Since the election, however, both the Trump administration’s and Congress’ inability to make significant progress on their goals has become more evident in the treasury market, witnessed by the return to a flattening trend. The yield differential between the 10-year Treasury Bond and the 2-year Treasury Note, a common measure of yield curve steepness, reached pre-election levels this week, after having fallen since the beginning of the year. Forward inflation expectations, as measured by 5-year, 5-year forwards, have settled near their own pre-election levels, indicating that investors’ aggregate expectations for fiscally-driven reflation have deteriorated substantially. Therefore, in the absence of a large infrastructure spending package, fiscal policy is unlikely to drive sizeable price increases or result in higher treasury yields.
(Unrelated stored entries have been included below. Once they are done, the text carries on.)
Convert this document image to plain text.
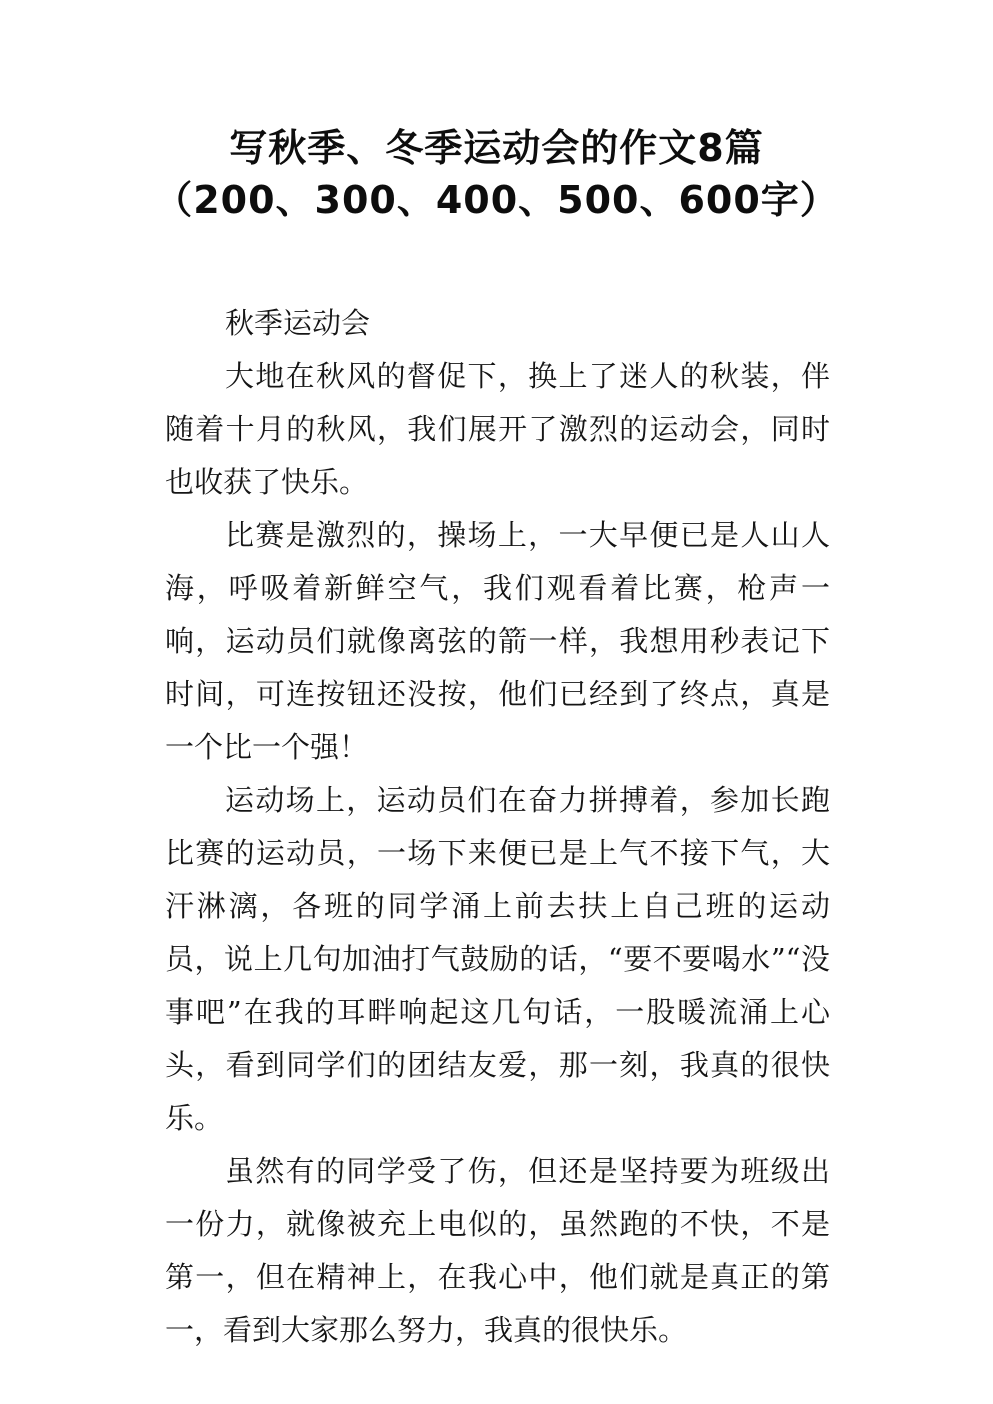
写秋季、冬季运动会的作文8篇
（200、300、400、500、600字）

秋季运动会

大地在秋风的督促下，换上了迷人的秋装，伴随着十月的秋风，我们展开了激烈的运动会，同时也收获了快乐。

比赛是激烈的，操场上，一大早便已是人山人海，呼吸着新鲜空气，我们观看着比赛，枪声一响，运动员们就像离弦的箭一样，我想用秒表记下时间，可连按钮还没按，他们已经到了终点，真是一个比一个强！

运动场上，运动员们在奋力拼搏着，参加长跑比赛的运动员，一场下来便已是上气不接下气，大汗淋漓，各班的同学涌上前去扶上自己班的运动员，说上几句加油打气鼓励的话，“要不要喝水”“没事吧”在我的耳畔响起这几句话，一股暖流涌上心头，看到同学们的团结友爱，那一刻，我真的很快乐。

虽然有的同学受了伤，但还是坚持要为班级出一份力，就像被充上电似的，虽然跑的不快，不是第一，但在精神上，在我心中，他们就是真正的第一，看到大家那么努力，我真的很快乐。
Although these prior developments have pertained to fiscal policy and primarily influenced intermediate- and long-term treasury yields, another, more-subtle shift stemming from monetary policy has occurred in the short end of the curve. Three hikes into the Fed’s current tightening cycle, and with two more hikes in the fed funds rate projected in 2017, treasury bills have come untethered from their previous anchor of essentially 0%, and the yield on the 2-year Treasury Note has more than doubled since this time last year. Indeed, the Fed’s continued elevation of its key policy rate usually coincides with a flattening of the yield curve as future growth expectations decline. With monetary policy’s influence currently constrained to shorter maturities, the impending runoff of the approximately $2.5 Trillion in treasury bonds and the $1.8 Trillion of agency mortgage-backed securities (MBS) currently held on the Fed’s balance sheet could potentially lead to a steepening of the yield curve, depending on how it is implemented. However, as details on the timing and nature of the runoff are still unknowns, this is a topic for another day.
With the exception of higher short-term treasury yields due to tighter monetary policy since November’s election, the treasury market has essentially returned to its pre-election state. Considering the current tempest swirling around the Trump
administration, it isn’t clear how or when it will be able to work with Congress to implement meaningful stimulus, and the bond market reflects that reality. However, markets are constantly in flux, pricing in news as it develops. Today, treasury yields reflect an economic reality not so different from the one near the end of President Obama’s tenure. As a result of either monetary or fiscal policy, that reality could shift considerably over the next few months. Unfortunately, there are no tea leaves to read that could tell us what the future holds, but, rest assured, when it arrives, investors should be able to read it in the treasury curve.